Seanad debates

Thursday, 27 January 2022

Violence Against Women: Statements

 

10:30 am

Photo of Erin McGreehanErin McGreehan (Fianna Fail) | Oireachtas source

The Minister is very welcome back to the Chamber for this debate on another important issue. I thank her for accepting the anti-stalking Bill that was brought through the House in the previous session.

This is no country for women, and that is shameful. I find it hard to have these contradictions in my head and heart. I love this country. I am so proud to be Irish, and to be living in a modern European democracy. I am happy to be bringing my children up in this country. On the other hand, however, I have an overwhelming sense of being continuously let down and made angry by the state of things. We have let down our daughters, our friends, our sisters, our mothers.

The Constitution puts us at home. Our country and society put unmarried, pregnant women into institutions. Our church isolated women, persecuted them, shamed them and even said we were unclean after having children. Our schools still do not educate or empower us to do what is right or wrong when it comes to sex and consent. Our healthcare system does not adequately listen to the needs of women. The blame for much of what happens to women is blamed on us. We are just told that is our lot. Our justice system is broken. We do not look after victims. The Minister spoke very passionately earlier about listening to victims and looking after them. I hope she will do that when it comes to reforming the way sexual assaults are dealt with in the legal system. Gardaí need training. They need to be there for girls and women to protect them and their dignity, not to shame them and make them feel like something is their fault. As a people, we must grow up.

I again pass on my deepest condolences to the family of Ashling Murphy on her death, which has rightly given rise to anger. I hope that people and entitles - men, the State, Departments - are listening to that anger. Let us remember all the women in Ireland and across the world who have been murdered. We stand for them. We also stand for the woman who is afraid for her life right now, who is afraid to walk down a street, who is afraid to go home tonight because the man in her life is going to blow and hurt her even more than usual. We cannot let down another woman like the young woman who wrote to me today. These are her words:

As a young woman, gender violence is a very important aspect of my life. When I was 20, I was sexually assaulted and raped. The director of public prosecutions decided there was not enough evidence to press charges on the persecutor as it would be 'my word against his'. They also believed that because I had agreed to go on a date with this person, I wouldn’t be looked upon favourably as a 'victim'. No support is given when a women goes through this either and if there is, there is a lack of it. You have to use your own finances to seek cbt or therapy. This creates shame around victims of abuse too.

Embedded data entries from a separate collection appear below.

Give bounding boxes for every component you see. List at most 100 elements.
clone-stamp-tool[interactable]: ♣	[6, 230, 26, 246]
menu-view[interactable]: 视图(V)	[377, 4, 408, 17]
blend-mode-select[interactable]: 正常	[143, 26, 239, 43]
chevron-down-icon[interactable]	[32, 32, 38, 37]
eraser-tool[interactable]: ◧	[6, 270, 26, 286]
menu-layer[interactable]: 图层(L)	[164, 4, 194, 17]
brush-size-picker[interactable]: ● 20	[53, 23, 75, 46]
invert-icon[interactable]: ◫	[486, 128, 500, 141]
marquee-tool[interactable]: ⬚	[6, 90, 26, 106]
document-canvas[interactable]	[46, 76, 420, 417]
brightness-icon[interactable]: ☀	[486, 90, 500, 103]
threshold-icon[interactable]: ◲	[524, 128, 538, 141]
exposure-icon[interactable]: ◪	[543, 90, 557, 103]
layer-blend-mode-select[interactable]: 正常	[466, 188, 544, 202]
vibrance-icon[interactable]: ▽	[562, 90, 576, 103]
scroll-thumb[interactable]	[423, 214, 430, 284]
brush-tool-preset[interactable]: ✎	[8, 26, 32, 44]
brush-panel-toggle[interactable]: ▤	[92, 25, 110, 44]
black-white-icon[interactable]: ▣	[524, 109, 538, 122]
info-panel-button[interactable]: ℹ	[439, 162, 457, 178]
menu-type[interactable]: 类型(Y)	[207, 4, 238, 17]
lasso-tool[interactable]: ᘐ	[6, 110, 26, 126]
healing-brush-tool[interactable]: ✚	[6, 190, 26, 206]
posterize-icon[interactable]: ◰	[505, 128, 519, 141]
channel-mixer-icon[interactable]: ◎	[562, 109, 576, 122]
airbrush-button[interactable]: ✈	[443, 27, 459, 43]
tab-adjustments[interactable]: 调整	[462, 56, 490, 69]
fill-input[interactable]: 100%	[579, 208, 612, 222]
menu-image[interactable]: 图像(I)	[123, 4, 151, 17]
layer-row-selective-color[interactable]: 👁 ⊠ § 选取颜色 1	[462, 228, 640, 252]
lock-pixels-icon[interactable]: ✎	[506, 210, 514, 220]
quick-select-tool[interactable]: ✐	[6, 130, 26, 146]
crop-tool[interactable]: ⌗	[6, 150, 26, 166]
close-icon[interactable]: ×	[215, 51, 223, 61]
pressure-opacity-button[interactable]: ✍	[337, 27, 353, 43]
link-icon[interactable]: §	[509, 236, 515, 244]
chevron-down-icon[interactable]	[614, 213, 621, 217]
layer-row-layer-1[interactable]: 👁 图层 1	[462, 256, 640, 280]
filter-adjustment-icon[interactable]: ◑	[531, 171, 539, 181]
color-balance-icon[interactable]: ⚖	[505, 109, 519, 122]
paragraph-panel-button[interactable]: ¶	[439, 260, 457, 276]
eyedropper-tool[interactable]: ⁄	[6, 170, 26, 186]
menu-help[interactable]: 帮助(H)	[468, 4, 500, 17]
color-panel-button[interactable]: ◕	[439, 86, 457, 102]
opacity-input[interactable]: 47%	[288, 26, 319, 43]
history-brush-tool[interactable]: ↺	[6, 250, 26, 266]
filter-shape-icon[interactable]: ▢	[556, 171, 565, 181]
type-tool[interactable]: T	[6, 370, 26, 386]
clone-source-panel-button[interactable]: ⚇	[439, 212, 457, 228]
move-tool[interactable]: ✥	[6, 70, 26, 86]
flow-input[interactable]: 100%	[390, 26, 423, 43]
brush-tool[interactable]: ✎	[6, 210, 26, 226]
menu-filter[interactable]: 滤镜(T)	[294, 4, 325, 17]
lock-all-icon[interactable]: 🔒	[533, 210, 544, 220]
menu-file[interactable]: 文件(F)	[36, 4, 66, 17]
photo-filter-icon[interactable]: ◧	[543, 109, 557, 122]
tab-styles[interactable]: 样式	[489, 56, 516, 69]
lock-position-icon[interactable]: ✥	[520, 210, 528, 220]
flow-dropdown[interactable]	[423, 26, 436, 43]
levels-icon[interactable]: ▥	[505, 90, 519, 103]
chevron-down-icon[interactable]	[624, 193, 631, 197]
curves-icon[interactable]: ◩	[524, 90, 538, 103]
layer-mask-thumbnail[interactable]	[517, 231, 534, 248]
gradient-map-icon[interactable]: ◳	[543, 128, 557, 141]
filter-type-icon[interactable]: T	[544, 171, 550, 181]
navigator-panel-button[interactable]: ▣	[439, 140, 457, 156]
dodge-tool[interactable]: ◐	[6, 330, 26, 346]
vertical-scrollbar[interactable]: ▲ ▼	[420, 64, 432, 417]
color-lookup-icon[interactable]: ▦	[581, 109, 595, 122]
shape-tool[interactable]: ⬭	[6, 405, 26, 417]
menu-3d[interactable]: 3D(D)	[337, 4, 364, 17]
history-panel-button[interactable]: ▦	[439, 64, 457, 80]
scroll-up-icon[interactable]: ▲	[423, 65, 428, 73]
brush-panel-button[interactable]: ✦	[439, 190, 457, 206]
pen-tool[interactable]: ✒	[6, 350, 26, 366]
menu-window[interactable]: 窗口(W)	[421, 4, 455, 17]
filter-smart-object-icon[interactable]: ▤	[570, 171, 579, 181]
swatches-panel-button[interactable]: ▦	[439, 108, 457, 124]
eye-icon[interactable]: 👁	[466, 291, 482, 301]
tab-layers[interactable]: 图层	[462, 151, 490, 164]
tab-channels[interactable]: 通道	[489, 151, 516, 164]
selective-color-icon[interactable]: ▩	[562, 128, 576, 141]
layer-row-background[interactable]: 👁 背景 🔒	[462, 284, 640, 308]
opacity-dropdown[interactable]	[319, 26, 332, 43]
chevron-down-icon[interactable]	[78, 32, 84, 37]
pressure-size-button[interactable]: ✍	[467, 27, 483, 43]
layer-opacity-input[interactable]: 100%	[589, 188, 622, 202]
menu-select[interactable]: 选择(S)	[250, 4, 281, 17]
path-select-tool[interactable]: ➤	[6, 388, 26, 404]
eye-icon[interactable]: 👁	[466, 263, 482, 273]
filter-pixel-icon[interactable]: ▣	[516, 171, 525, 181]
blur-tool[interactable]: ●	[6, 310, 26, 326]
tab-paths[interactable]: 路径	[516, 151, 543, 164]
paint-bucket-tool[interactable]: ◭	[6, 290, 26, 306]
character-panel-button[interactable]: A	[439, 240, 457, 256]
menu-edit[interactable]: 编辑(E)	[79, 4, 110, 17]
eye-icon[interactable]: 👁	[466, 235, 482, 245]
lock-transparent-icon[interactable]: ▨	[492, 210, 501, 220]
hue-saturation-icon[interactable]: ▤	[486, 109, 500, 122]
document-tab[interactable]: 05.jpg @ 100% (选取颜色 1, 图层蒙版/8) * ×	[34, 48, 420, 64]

That is a recent case. The woman is still young. This is both embarrassing and a really sad indictment of the current system we operate. We will not change until we act on the Minister's lovely sound bite about zero tolerance. We must act on that and put the laws in place. If the laws are not bringing convictions, then they are not working. If the system does not make bringing complaints accessible and make it a safe place to report crime, then it is not working and needs to change. It is a small thing for us to ask to feel safe and to be safe. It is also a small thing to ask for perpetrators of violence to be punished for it. One would think it is a small ask, but it is the biggest ask of our time and of the Government.

I do not want young girls accepting the sexual assaults that I accepted as a young woman. I refer to being sexually assaulted and having to walk off laughing because if you did not laugh, you were no craic and you were abused even more. On one hand, the Government is talking this up and saying we will have zero tolerance, yet when we were faced with it head-on this week with the Women of Honour, who are women of honour, we are let down by the system and told that a system is being put in place. Again, it is a case of the victims being ignored and going with the system. It seems to always be the system and this must change.

I want safe streets. I want my sons to be reared in a country that does not accept this ignorance and sexual violence as a day-to-day norm. I do not want my nieces and the daughters of friends growing up, looking behind them. I curse the country that makes me look behind me constantly when I go out alone. I curse the people who have done this to me and all the women in this room and to all the young girls who we have to face head-on now. It is up to us to change.